CdcAddFileIndex¶
CdcAddFileIndex is a TahoeBatchFileIndex with the following:
| Property | Value |
|---|---|
| Action Type | cdcRead |
| addFiles | The AddFiles of the given CDCDataSpecs |
CdcAddFileIndex is used by CDCReaderImpl to scanIndex.
Creating Instance¶
CdcAddFileIndex takes the following to be created:
-
SparkSession - AddFiles by Version (
Seq[CDCDataSpec[AddFile]]) - DeltaLog
-
Path - SnapshotDescriptor
- Row Index Filters
CdcAddFileIndex is created when:
CDCReaderImplis requested for the DataFrame with deleted and added rows and to processDeletionVectorActions
Row Index Filters¶
SupportsRowIndexFilters
rowIndexFilters: Option[Map[String, RowIndexFilterType]] = None
rowIndexFilters is part of the SupportsRowIndexFilters abstraction.

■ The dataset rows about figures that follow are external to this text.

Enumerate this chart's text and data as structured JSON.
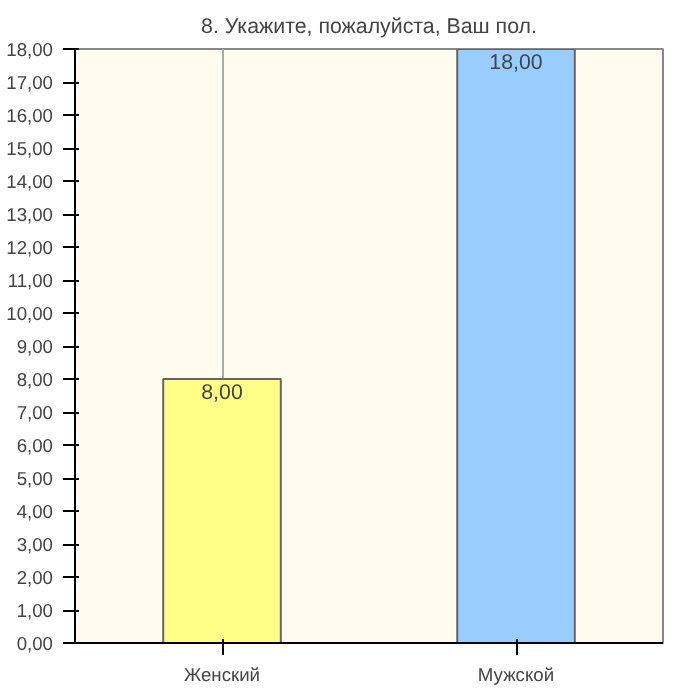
{
  "chart_data": {
    "type": "bar",
    "title": "8. Укажите, пожалуйста, Ваш пол.",
    "categories": [
      "Женский",
      "Мужской"
    ],
    "values": [
      8,
      18
    ],
    "colors": [
      "#ffff88",
      "#99ccff"
    ],
    "value_labels": [
      "8,00",
      "18,00"
    ],
    "ylim": [
      0,
      18
    ],
    "yticks": [
      {
        "value": 0,
        "label": "0,00"
      },
      {
        "value": 1,
        "label": "1,00"
      },
      {
        "value": 2,
        "label": "2,00"
      },
      {
        "value": 3,
        "label": "3,00"
      },
      {
        "value": 4,
        "label": "4,00"
      },
      {
        "value": 5,
        "label": "5,00"
      },
      {
        "value": 6,
        "label": "6,00"
      },
      {
        "value": 7,
        "label": "7,00"
      },
      {
        "value": 8,
        "label": "8,00"
      },
      {
        "value": 9,
        "label": "9,00"
      },
      {
        "value": 10,
        "label": "10,00"
      },
      {
        "value": 11,
        "label": "11,00"
      },
      {
        "value": 12,
        "label": "12,00"
      },
      {
        "value": 13,
        "label": "13,00"
      },
      {
        "value": 14,
        "label": "14,00"
      },
      {
        "value": 15,
        "label": "15,00"
      },
      {
        "value": 16,
        "label": "16,00"
      },
      {
        "value": 17,
        "label": "17,00"
      },
      {
        "value": 18,
        "label": "18,00"
      }
    ],
    "grid": "x"
  }
}
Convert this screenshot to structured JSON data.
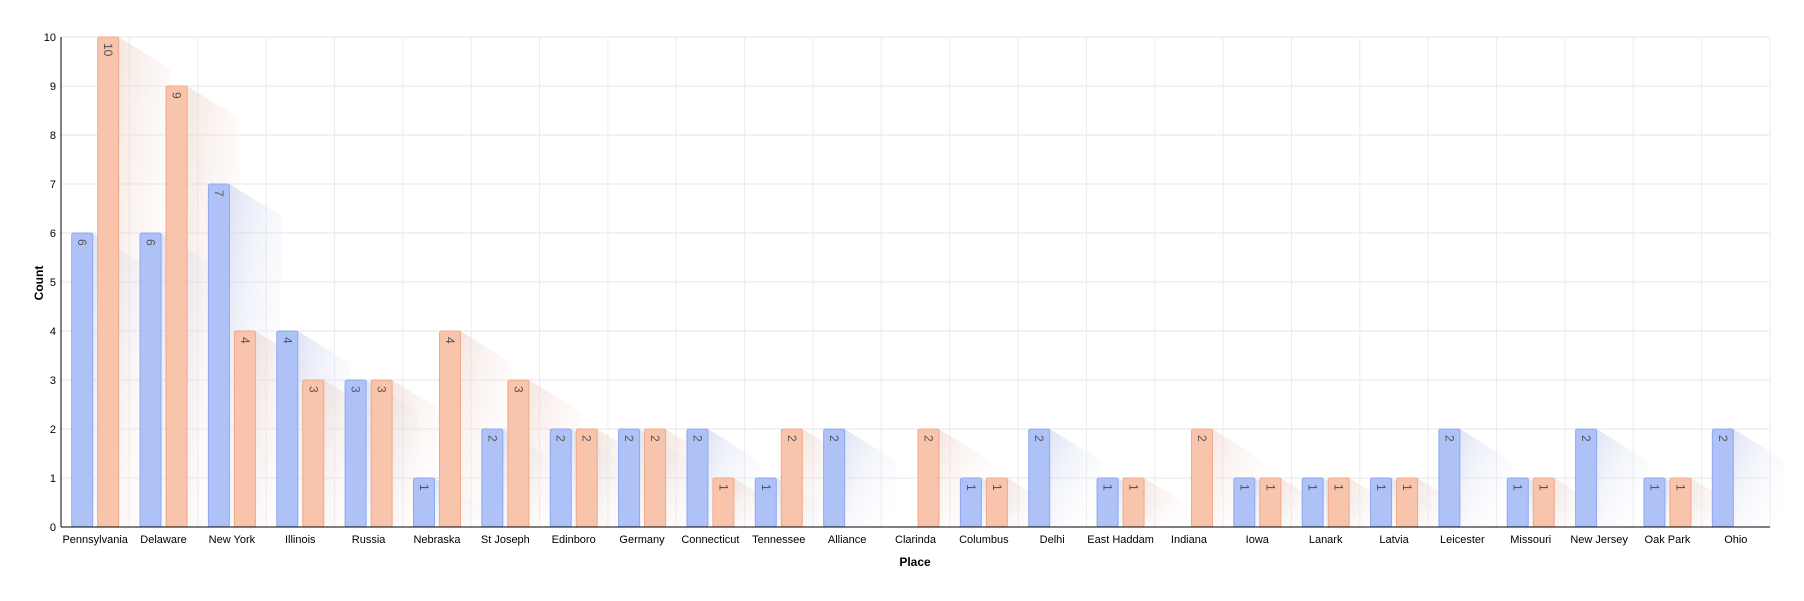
{
  "chart_data": {
    "type": "bar",
    "xlabel": "Place",
    "ylabel": "Count",
    "ylim": [
      0,
      10
    ],
    "yticks": [
      0,
      1,
      2,
      3,
      4,
      5,
      6,
      7,
      8,
      9,
      10
    ],
    "grid": true,
    "categories": [
      "Pennsylvania",
      "Delaware",
      "New York",
      "Illinois",
      "Russia",
      "Nebraska",
      "St Joseph",
      "Edinboro",
      "Germany",
      "Connecticut",
      "Tennessee",
      "Alliance",
      "Clarinda",
      "Columbus",
      "Delhi",
      "East Haddam",
      "Indiana",
      "Iowa",
      "Lanark",
      "Latvia",
      "Leicester",
      "Missouri",
      "New Jersey",
      "Oak Park",
      "Ohio"
    ],
    "series": [
      {
        "color": "#aec2f7",
        "values": [
          6,
          6,
          7,
          4,
          3,
          1,
          2,
          2,
          2,
          2,
          1,
          2,
          0,
          1,
          2,
          1,
          0,
          1,
          1,
          1,
          2,
          1,
          2,
          1,
          2
        ]
      },
      {
        "color": "#f9c4ac",
        "values": [
          10,
          9,
          4,
          3,
          3,
          4,
          3,
          2,
          2,
          1,
          2,
          0,
          2,
          1,
          0,
          1,
          2,
          1,
          1,
          1,
          0,
          1,
          0,
          1,
          0
        ]
      }
    ]
  }
}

CdcAddFileIndex is given Row Index Filters when created.
Input Files¶
inputFiles...FIXME
Matching Files¶
TahoeFileIndex
matchingFiles(
partitionFilters: Seq[Expression],
dataFilters: Seq[Expression]): Seq[AddFile]
matchingFiles is part of the TahoeFileIndex abstraction.
matchingFiles...FIXME
Partitions¶
FileIndex
partitionSchema: StructType
partitionSchema is part of the FileIndex (Spark SQL) abstraction.
partitionSchema cdcReadSchema for the partitions of (the Metadata of) the given SnapshotDescriptor.